//Featured
Golf in the Philippines

Up to par: The Philippines taking on the global golf course

Philippine golf has been pinging on the radar recently. Whether it’s at the Olympics or the PGA and LPGA Tours, we’ve been seeing more of our country’s players on major international courses in the last ten years. And not just in terms of appearances, but with medals and titles to show for it.

The Philippines' medals and titles for golf from 2012 to 2022.

Against other countries in Asia, the Philippines has been a mainstay on the podium in two major multi-sport events: the Southeast Asian Games and the Asian Games. In both competitions, our country’s athletes have made it to the podium on nearly all occasions, even beyond the last ten years. 

Ever since 2005, our country’s golfers have finished in the top three in every SEA Games edition except for one. In 2015, we missed out on a podium finish just barely, our men’s team finishing in fourth. 

Similarly, from 1998 to 2018, the Philippines was also a consistent presence on the podium in the Asian Games. Our athletes made it onto the podium each time except in 2014. That year, our best finish was the women’s team in fifth place. 

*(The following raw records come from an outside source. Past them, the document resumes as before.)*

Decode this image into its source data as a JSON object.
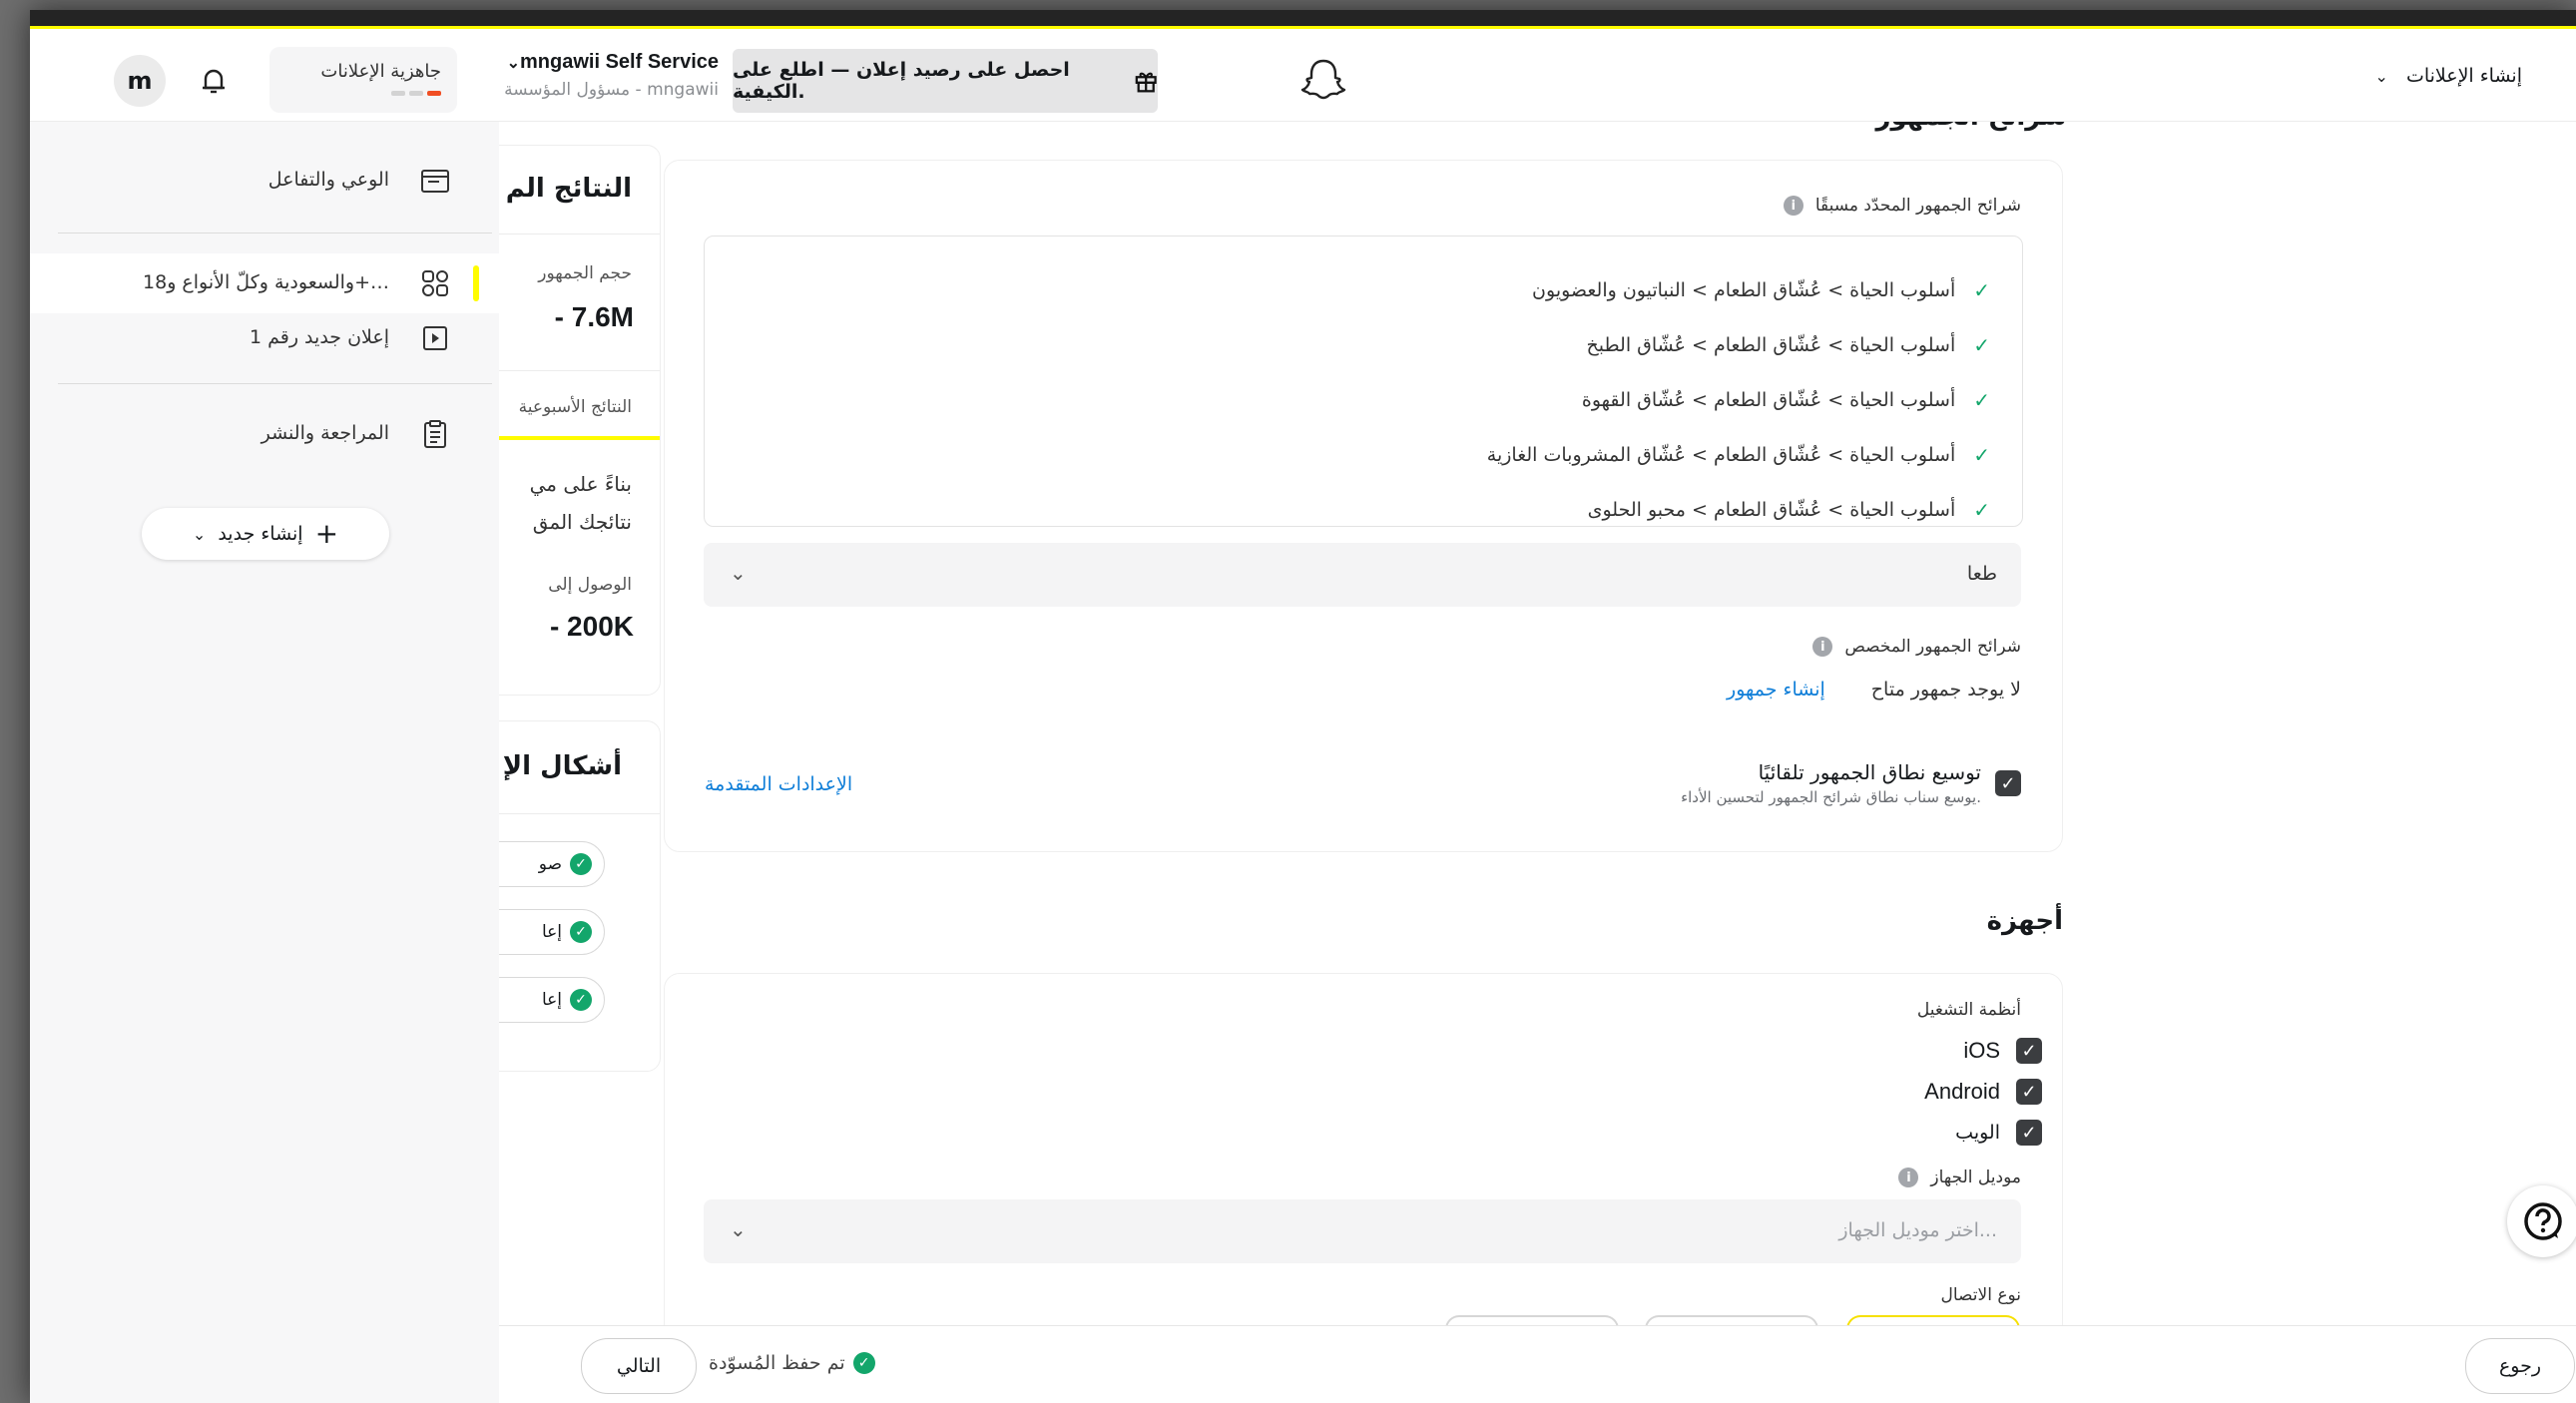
{
  "header": {
    "avatar_letter": "m",
    "readiness_label": "جاهزية الإعلانات",
    "account_name": "mngawii Self Service",
    "account_role": "مسؤول المؤسسة - mngawii",
    "promo_text": "احصل على رصيد إعلان — اطلع على الكيفية.",
    "create_ads_label": "إنشاء الإعلانات"
  },
  "sidebar": {
    "items": [
      {
        "label": "الوعي والتفاعل",
        "icon": "folder-icon"
      },
      {
        "label": "والسعودية وكلّ الأنواع و18+…",
        "icon": "audience-icon"
      },
      {
        "label": "إعلان جديد رقم 1",
        "icon": "ad-icon"
      },
      {
        "label": "المراجعة والنشر",
        "icon": "clipboard-icon"
      }
    ],
    "create_new_label": "إنشاء جديد"
  },
  "results": {
    "title": "النتائج الم",
    "audience_size_label": "حجم الجمهور",
    "audience_size_value": "- 7.6M",
    "weekly_label": "النتائج الأسبوعية",
    "body_line1": "بناءً على مي",
    "body_line2": "نتائجك المق",
    "reach_label": "الوصول إلى",
    "reach_value": "- 200K"
  },
  "formats": {
    "title": "أشكال الإ",
    "items": [
      "صو",
      "إعا",
      "إعا"
    ]
  },
  "audience": {
    "section_title": "شرائح الجمهور",
    "predefined_label": "شرائح الجمهور المحدّد مسبقًا",
    "predefined_items": [
      "أسلوب الحياة > عُشّاق الطعام > النباتيون والعضويون",
      "أسلوب الحياة > عُشّاق الطعام > عُشّاق الطبخ",
      "أسلوب الحياة > عُشّاق الطعام > عُشّاق القهوة",
      "أسلوب الحياة > عُشّاق الطعام > عُشّاق المشروبات الغازية",
      "أسلوب الحياة > عُشّاق الطعام > محبو الحلوى"
    ],
    "search_value": "طعا",
    "custom_label": "شرائح الجمهور المخصص",
    "no_audience_text": "لا يوجد جمهور متاح",
    "create_audience_link": "إنشاء جمهور",
    "expand_title": "توسيع نطاق الجمهور تلقائيًا",
    "expand_desc": "يوسع سناب نطاق شرائح الجمهور لتحسين الأداء.",
    "advanced_link": "الإعدادات المتقدمة"
  },
  "devices": {
    "section_title": "أجهزة",
    "os_label": "أنظمة التشغيل",
    "os_options": [
      "iOS",
      "Android",
      "الويب"
    ],
    "model_label": "موديل الجهاز",
    "model_placeholder": "اختر موديل الجهاز...",
    "connection_label": "نوع الاتصال"
  },
  "footer": {
    "back_label": "رجوع",
    "saved_text": "تم حفظ المُسوّدة",
    "next_label": "التالي"
  },
  "colors": {
    "brand_yellow": "#fffc00",
    "success_green": "#13a66b",
    "link_blue": "#0f7ed8"
  }
}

While our flag has been represented on the podium across Asian tournaments, we’re still working on achieving this consistency in other professional events too. But truthfully, it may take some time. In major events such as the Asian Tours, wins for our golfers have come few and far in between. 

But more recently, some of our athletes have become more competitive. In fact, some have even made history.

Filipinos up to par

We’ve seen several successful Filipino golfers in our history, but Miguel Tabuena is one who has planted his name in our history. In the 2016 Rio Olympics, he became the first Filipino athlete to compete in golf at the Olympic level. Given that Olympic qualification is based upon a player’s ranking among all the players in the world, you’ll understand why this was a huge feat.

On top of this, he also has two major professional wins. As part of the Asian tour, he won the 2015 Philippine Open and the 2018 Queen’s Cup. 

Another history-maker whose name you’ll most likely recognize is Yuka Saso. She has represented the Philippines on many occasions, but most notably, she did so at the U.S. Women’s Open. 

The U.S. Women’s Open is one of the most highly-esteemed golfing tournaments in the world. And currently, Yuka Saso is the reigning champion. In 2021, she became the first Filipino to win the tournament.

Although Yuka now represents Japan, the future remains bright—especially with athletes like Bianca Pagdanganan. She has represented the Philippines in multiple events already, competing in the 2020 Olympics and earning two Asian Games medals. 

Having just debuted as a professional in 2020, she recorded two career top-10s. Plus, a fun fact about Bianca: The LPGA ranked her third for her average driving distance. 

Ultimately, even though golf is one of the toughest sports to crack on an international level, our country has athletes up to face the tee.

What’s next?

The Philippines’ golf scene is starting to look more and more promising with the upticks in its growth lately. Now, the country has its own set of notable players to look out for.

Among them is Dottie Ardina. She may have gone pro a full nine years ago, but the great thing about golf is that you can peak at any point in your life, and Dottie seems to be on her way. Just last April, she earned her first U.S. win in the Copper Rock Championship after years of hard work on the course.

The Philippines has many young talents as well who have represented our country at major events. At the recent SEA Games, Lois Kaye Go, Rianne Malixi, and Maria Rafaela Singson won the bronze medal for the women’s team event.

After coming off of a bronze-medal finish at the SEA Games, the Philippines will now be looking to the Asian Games this September. Here, the Philippines will have a shot at winning back-to-back gold medals in the golf tournament. 

With young hopefuls looking to lay even stronger foundations for golf in the Philippines, and with our people keeping their eyes peeled, things may start to heat up for the sport.